I thanked Larry for his help and promised to come back with dry cleaning. I hopped into the truck and started it up. I wanted to talk to Vinnie, but Vinnie wouldn’t be in the office this early. That was okay. I’d visit the weak link in Mo’s chain while I waited for Vinnie.

I parked on the street, across from Lula’s apartment. All the row houses looked alike on this block, but Gail’s was easy to find. It was the one with the light on over the front stoop.

I went straight to the second floor and knocked on Gail’s door. She answered after the second series of knocks. Sleepy-eyed again. A doper.

“Yuh?” she said.

I introduced myself and asked if I could come in.

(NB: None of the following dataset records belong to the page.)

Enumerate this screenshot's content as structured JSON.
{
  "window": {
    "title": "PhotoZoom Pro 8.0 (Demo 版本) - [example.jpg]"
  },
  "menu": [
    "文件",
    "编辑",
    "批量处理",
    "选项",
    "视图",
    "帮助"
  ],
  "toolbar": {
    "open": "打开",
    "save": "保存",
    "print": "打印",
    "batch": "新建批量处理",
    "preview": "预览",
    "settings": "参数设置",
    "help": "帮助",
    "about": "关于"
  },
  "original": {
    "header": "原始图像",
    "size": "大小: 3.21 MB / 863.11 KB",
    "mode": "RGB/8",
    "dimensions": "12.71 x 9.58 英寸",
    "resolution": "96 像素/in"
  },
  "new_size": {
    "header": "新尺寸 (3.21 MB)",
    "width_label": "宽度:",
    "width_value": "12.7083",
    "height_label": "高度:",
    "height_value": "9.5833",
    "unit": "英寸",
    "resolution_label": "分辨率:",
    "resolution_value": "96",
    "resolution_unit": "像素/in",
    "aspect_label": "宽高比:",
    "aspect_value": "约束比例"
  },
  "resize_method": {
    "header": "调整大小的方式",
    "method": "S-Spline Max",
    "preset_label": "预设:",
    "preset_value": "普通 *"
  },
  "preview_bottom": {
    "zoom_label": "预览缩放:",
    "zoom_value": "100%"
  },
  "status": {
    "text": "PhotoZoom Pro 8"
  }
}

“Sure,” she said. Like who would care.

She sat on the edge of her bed. Hands folded in her lap, fingers occasionally escaping to pick at her skirt. The room was sparsely furnished. Clothes lay in heaps on the floor. A small wood table held a cache of groceries. A box of cereal, half a loaf of bread, peanut butter, a six-pack of Pepsi with two cans missing. A straight-backed chair had been pulled up to the table.

I took the chair for myself and edged it closer to Gail, so we could be friendly. “I need to talk to you about Harp.”

Gail grabbed a whole handful of skirt. “I don’t know nothin’.”

“I’m not a cop. This isn’t going to get you into trouble. This is just something I’ve got to know.”